Est-ce la culture portuaire, propice à tous les trafics, de l'ancienne Chungking, dont Tchang Kaï-chek fit un temps la capitale de la Chine ? Ou bien la fièvre de la construction qui s'est emparée de la ville depuis qu'elle s'est vu octroyer, en 1997, avec son territoire grand comme le Benelux et peuplé de 32 millions d'habitants, le rang de municipalité autonome, comme Pékin, Shanghaï et Tianjin ? Ou la topographie si particulière de cette ville collinaire hérissée de tours, théâtre d'une explosion urbaine de part et d'autre de deux fleuves qui se mélangent à ses pieds, le Yangzi et son affluent le Jialing ?
Chongqing, mégalopole en pleine croissance du centre de la Chine, est devenue la cible d'une campagne antimafia menée tambour battant depuis l'été. 3 000 personnes ont été arrêtées, près de 800 ont été mises en examen, et plus de 300 ont déjà été déférées vers des tribunaux pénaux ou administratifs, souvent pour les crimes les plus évidents : violences physiques, jeux clandestins, racket, corruption. Sont jugés des hommes d'affaires, des policiers, mais aussi des dizaines de très hauts responsables de la police et de la justice.
" La mafia a une emprise particulièrement importante sur l'économie de Chongqing, ", admet Huang Wei, un entrepreneur qui s'occupe d'un fonds d'assistance mis en place par des entreprises pour aider les policiers et leurs familles engagés dans l'effort antimafia. " Certains ont été blessés. Il y en a qui sont morts d'excès de travail !, dit-il. C'est notre manière d'apporter notre soutien à la campagne. " M. Huang est avare de détails sur ses activités. Mais il dit avoir pâti des agissements mafieux de concurrents dans l'immobilier.

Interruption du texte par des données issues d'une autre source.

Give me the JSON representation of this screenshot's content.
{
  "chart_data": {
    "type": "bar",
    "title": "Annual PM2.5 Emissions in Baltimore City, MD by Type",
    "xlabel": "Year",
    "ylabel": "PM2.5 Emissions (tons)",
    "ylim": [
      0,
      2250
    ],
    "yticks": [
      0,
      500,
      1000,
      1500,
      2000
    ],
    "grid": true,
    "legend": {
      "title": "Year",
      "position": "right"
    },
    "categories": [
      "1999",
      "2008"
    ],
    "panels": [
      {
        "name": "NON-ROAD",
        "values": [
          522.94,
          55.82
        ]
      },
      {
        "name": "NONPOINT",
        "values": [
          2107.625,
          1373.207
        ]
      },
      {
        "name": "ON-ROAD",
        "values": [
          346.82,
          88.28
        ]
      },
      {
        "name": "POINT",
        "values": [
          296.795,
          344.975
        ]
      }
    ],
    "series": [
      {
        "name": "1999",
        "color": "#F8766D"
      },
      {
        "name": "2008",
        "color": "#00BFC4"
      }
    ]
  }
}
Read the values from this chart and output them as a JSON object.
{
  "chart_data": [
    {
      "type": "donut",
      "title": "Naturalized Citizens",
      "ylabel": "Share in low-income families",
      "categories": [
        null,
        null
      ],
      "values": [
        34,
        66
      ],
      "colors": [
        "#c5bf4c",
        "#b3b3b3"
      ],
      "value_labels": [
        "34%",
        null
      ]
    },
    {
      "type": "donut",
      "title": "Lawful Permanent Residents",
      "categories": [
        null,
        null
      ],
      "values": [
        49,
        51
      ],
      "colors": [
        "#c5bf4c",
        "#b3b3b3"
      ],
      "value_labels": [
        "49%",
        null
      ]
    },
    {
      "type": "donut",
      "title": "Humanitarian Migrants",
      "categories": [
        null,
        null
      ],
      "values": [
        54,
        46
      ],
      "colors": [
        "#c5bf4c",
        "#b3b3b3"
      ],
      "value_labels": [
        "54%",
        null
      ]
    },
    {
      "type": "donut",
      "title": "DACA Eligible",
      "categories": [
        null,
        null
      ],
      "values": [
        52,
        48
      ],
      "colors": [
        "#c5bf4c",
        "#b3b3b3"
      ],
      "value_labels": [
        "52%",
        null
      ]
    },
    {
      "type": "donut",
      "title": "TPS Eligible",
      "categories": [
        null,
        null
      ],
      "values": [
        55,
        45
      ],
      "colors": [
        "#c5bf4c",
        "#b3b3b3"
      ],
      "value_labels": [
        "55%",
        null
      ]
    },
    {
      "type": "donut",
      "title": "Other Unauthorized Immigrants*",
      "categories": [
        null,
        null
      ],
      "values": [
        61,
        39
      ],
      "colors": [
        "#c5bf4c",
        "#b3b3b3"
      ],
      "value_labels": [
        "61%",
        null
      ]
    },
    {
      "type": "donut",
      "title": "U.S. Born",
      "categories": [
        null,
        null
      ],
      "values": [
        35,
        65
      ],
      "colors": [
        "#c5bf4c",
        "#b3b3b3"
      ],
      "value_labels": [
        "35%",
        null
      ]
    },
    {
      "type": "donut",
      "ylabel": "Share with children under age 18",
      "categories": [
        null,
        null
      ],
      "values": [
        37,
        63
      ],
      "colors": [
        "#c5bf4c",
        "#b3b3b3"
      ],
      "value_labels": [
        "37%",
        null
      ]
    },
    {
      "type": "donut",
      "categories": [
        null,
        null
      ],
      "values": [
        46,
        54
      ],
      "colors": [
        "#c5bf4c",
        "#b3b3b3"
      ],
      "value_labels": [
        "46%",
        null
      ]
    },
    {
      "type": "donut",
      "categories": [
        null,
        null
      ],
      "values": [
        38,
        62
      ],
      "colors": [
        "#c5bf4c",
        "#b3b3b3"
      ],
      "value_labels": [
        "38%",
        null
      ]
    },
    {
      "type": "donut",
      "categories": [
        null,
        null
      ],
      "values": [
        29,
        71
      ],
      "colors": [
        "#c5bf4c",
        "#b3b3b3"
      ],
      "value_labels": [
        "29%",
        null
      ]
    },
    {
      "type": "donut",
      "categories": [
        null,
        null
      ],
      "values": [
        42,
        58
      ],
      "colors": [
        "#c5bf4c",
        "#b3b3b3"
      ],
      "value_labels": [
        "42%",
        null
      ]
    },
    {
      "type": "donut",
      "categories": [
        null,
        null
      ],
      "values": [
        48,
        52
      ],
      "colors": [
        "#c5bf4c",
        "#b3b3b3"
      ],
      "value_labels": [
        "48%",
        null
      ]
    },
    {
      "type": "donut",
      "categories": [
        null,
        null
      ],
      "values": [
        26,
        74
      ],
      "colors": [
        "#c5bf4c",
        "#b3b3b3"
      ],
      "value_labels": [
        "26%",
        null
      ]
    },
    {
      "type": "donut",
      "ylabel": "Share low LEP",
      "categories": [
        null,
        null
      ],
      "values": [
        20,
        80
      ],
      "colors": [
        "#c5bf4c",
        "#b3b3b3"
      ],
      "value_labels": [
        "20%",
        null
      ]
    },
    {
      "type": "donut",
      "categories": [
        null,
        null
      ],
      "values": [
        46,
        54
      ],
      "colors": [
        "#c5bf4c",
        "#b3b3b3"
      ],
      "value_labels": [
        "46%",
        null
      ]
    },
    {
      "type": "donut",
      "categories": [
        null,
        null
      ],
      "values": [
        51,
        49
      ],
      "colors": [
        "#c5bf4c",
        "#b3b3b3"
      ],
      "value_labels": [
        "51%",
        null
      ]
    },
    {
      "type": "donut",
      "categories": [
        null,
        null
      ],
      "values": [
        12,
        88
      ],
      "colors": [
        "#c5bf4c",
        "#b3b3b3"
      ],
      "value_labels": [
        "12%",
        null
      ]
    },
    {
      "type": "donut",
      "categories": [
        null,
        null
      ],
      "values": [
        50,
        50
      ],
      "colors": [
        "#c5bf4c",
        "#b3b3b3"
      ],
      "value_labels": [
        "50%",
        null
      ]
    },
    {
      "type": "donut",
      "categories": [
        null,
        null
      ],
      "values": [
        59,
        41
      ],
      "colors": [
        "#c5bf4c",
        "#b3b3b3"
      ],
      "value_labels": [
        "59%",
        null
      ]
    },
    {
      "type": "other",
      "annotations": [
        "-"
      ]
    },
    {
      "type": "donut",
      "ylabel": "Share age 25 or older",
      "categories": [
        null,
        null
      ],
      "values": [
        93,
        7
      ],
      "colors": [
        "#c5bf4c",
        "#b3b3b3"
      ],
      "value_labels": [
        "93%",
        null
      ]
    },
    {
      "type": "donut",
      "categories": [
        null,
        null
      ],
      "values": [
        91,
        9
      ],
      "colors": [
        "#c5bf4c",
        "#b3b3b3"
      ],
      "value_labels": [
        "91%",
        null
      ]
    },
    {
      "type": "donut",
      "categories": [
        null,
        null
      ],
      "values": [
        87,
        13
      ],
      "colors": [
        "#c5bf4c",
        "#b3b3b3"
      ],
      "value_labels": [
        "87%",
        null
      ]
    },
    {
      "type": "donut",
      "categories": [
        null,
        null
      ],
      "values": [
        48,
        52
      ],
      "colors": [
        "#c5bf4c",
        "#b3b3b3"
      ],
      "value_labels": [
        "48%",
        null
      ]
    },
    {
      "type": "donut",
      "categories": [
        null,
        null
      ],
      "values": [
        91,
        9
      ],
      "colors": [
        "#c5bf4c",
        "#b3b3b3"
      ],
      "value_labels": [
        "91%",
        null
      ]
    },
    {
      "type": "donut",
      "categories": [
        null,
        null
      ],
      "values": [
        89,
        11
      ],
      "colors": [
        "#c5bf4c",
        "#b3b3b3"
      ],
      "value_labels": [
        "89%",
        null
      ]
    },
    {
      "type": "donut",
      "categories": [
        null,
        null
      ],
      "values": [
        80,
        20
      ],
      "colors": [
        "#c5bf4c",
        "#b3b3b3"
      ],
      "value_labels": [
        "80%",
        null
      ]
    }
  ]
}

Encore plus qu'ailleurs en Chine, le développement du secteur privé est ici le résultat de petits et grands arrangements, de recours au système D, de prêts à l'amiable entre hommes d'affaires qui n'ont pas toujours accès au crédit. Et cette terre arrosée de subventions pour absorber le choc économique consécutif à la construction du barrage des Trois-Gorges en aval, est propice à la spéculation immobilière.
Ainsi, des employés d'une entreprise collective en faillite, sous-traitante de la marque chinoise de cosmétique Aoni, se sont retrouvés sur le carreau en 2006 : un terrain de l'entreprise en plein centre-ville avait alors été vendu aux enchères pour indemniser les employés privés de travail. " A l'origine, nous n'étions pas favorables à la vente du terrain, explique un représentant de ces employés. Au moment de la première visite des acheteurs, puis après la cession, une bande de "crânes rasés" - des hommes de main - les accompagnaient pour nous intimider. On s'est dit que quelque chose ne tournait pas rond. "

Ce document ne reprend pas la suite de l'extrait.